We are writing to support moving forward with the overlay plan.

It is well established that housing responds to supply and demand: that even high end housing increases supply that helps make housing overall more affordable.

We can see that to enhance a vibrant, but sometimes struggling, downtown, we need more people walking around downtown.

In order to meet our climate goals, we need more density, so that people can get around without using automobiles, and can live with the lower carbon emissions, and ecological impact, of multi-family dwellings.

Petaluma is in a housing crisis. Our children leave. Our low wage workers commute in from elsewhere, and our homelessness rate is staggering. Allowing more housing to be built densely, around downtown, will help alleviate that housing crunch and bring more people into our downtown.

Much has been made of second-guessing the economics of the hotel, but even if the hotel fails, hotel to condo or rental conversions have happened very successfully in other cities. And if it succeeds, the hotel brings in high end tourist dollars which will help our downtown thrive. Along with the direct TOT revenue.

A few years ago we visited Philadelphia, and as buildings from the 1700s stand along side skyscrapers, it's clear that density and height take nothing away from historic buildings.

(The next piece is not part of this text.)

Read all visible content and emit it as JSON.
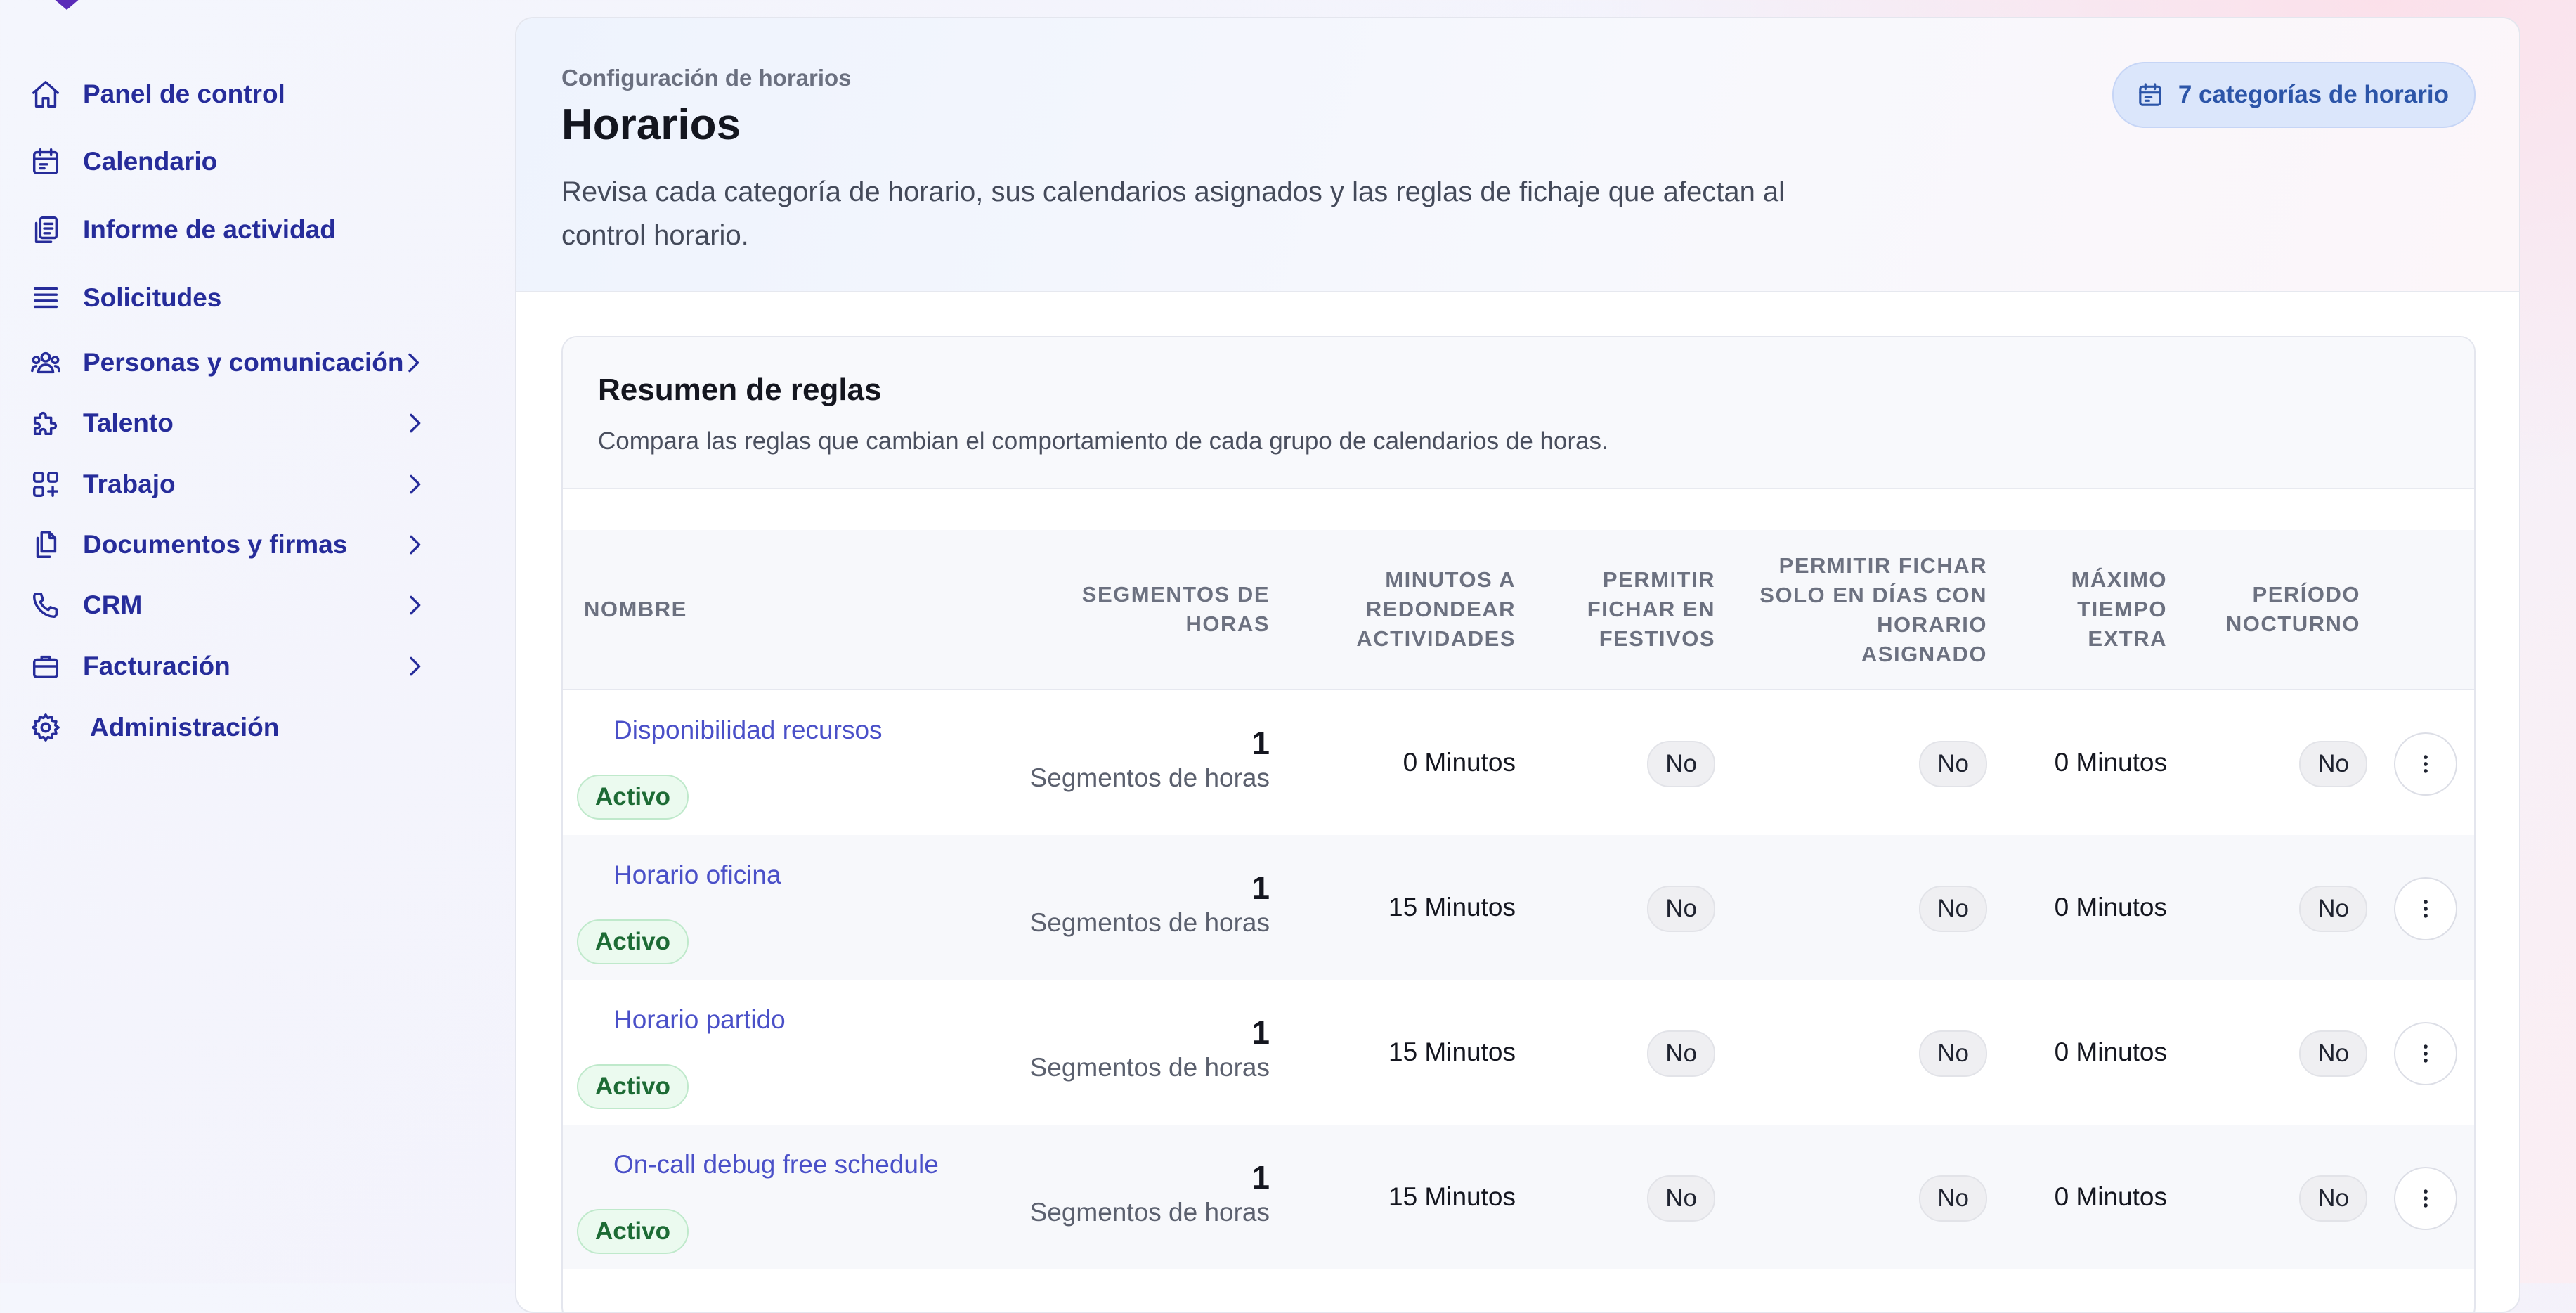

We would also urge the Council to not put too much stock in calls for more parking. Years of accumulated evidence clearly demonstrate that if we are going to thrive in the coming decades, we need to be moving away from automobiles as our mode of transportation. We do that by building dense neighborhoods that are attractive to walking and other active transportation modes, and that can support transit. And we don't do that by continuing to make developers subsidize automobile travel.